Update: Ransomware In The News

A new ransomware outbreak began early in the morning on June 27th, involving a different variant known as Petya, or PetyaWrap.  Petya takes a different approach to encrypting the victim's files, but as with Wannacry, the best defense is prevention with good security practices that protect computers from malware infection of all kinds, not just ransomware infection.

Petra primarily spreads within a network by using the same Windows vulnerability that Wannacry used.  See below.

Wannacry ransomware:

A recent massive outbreak of a ransomware variant known as Wannacry is currently in the news due to the severe impact it has had on vulnerable sites worldwide. This is a good time to review your computer's security configuration. Good computer security practices will serve you well in protecting your computer from this malicious software and any variants to come.

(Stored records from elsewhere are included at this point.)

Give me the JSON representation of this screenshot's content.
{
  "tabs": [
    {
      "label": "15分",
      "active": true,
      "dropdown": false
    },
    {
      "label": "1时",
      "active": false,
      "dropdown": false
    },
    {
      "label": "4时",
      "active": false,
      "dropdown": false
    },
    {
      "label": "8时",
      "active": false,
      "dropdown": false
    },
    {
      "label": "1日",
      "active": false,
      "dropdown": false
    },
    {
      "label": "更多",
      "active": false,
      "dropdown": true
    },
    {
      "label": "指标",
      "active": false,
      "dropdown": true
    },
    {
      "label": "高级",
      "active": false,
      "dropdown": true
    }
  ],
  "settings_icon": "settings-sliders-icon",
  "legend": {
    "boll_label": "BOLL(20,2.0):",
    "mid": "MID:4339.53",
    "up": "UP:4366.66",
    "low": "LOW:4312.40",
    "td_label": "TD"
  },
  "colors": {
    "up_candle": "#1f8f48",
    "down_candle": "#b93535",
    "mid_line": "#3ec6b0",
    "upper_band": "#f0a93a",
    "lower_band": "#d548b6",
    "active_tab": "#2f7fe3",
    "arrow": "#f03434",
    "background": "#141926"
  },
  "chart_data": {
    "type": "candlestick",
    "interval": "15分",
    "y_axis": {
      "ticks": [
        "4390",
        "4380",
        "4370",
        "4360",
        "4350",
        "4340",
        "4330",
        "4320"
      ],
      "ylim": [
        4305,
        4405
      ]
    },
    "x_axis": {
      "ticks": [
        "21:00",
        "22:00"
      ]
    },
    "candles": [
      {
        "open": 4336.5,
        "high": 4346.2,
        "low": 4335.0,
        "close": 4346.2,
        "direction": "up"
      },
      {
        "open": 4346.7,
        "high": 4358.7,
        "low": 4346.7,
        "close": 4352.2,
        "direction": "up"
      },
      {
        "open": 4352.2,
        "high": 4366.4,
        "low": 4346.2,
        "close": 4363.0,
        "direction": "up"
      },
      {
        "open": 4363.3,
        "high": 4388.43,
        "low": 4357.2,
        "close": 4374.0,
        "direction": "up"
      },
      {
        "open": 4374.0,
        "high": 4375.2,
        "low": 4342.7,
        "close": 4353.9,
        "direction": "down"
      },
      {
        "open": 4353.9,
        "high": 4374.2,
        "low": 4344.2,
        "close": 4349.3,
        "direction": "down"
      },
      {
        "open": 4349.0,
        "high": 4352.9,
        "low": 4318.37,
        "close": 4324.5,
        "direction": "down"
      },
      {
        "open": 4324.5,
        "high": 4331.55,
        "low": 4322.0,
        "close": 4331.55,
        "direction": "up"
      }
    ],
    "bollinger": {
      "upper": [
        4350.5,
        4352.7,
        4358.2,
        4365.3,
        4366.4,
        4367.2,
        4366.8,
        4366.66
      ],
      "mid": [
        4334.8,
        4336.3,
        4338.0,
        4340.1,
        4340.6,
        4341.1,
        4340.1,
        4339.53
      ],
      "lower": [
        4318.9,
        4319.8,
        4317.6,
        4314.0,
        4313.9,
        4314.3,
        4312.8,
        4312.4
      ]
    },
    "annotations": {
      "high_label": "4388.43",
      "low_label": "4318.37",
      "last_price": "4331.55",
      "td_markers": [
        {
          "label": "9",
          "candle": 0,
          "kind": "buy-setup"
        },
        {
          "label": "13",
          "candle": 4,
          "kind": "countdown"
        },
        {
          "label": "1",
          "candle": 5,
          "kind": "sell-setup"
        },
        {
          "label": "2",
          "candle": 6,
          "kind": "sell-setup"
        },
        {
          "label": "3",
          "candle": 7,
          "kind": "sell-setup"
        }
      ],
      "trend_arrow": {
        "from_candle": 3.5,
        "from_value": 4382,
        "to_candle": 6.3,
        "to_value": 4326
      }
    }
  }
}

They include: choosing strong passwords for all accounts; keeping up to date on security updates for your operating system and applications; running an antivirus program and keeping its definition list updated; regularly backing up your data and periodically testing your backups to make sure the system is working as expected; enabling your computer's local firewall protection; disallowing or heavily restricting remote access permissions; and exercising caution with unexpected links and attachments received in email. If you have questions about a suspicious email message, please contact the Help Desk or Information Security for assistance. 

This particular ransomware variant reportedly gains access to a network in the form of a malicious email attachment.  Once executed by an unsuspecting user on a Windows computer, it attempts to spread itself via the local network using a vulnerability in Microsoft's implementation of SMB, which was patched by Microsoft in March of 2017 for currently-supported versions of the Windows operating system.  Microsoft has now released patches for this vulnerability that cover older versions of Windows that are no longer supported, including Windows XP, Windows 8, and Windows Server 2003.  As is the case on many institutional networks, SMB access from outside the Caltech campus net is blocked, and has been since about 2002.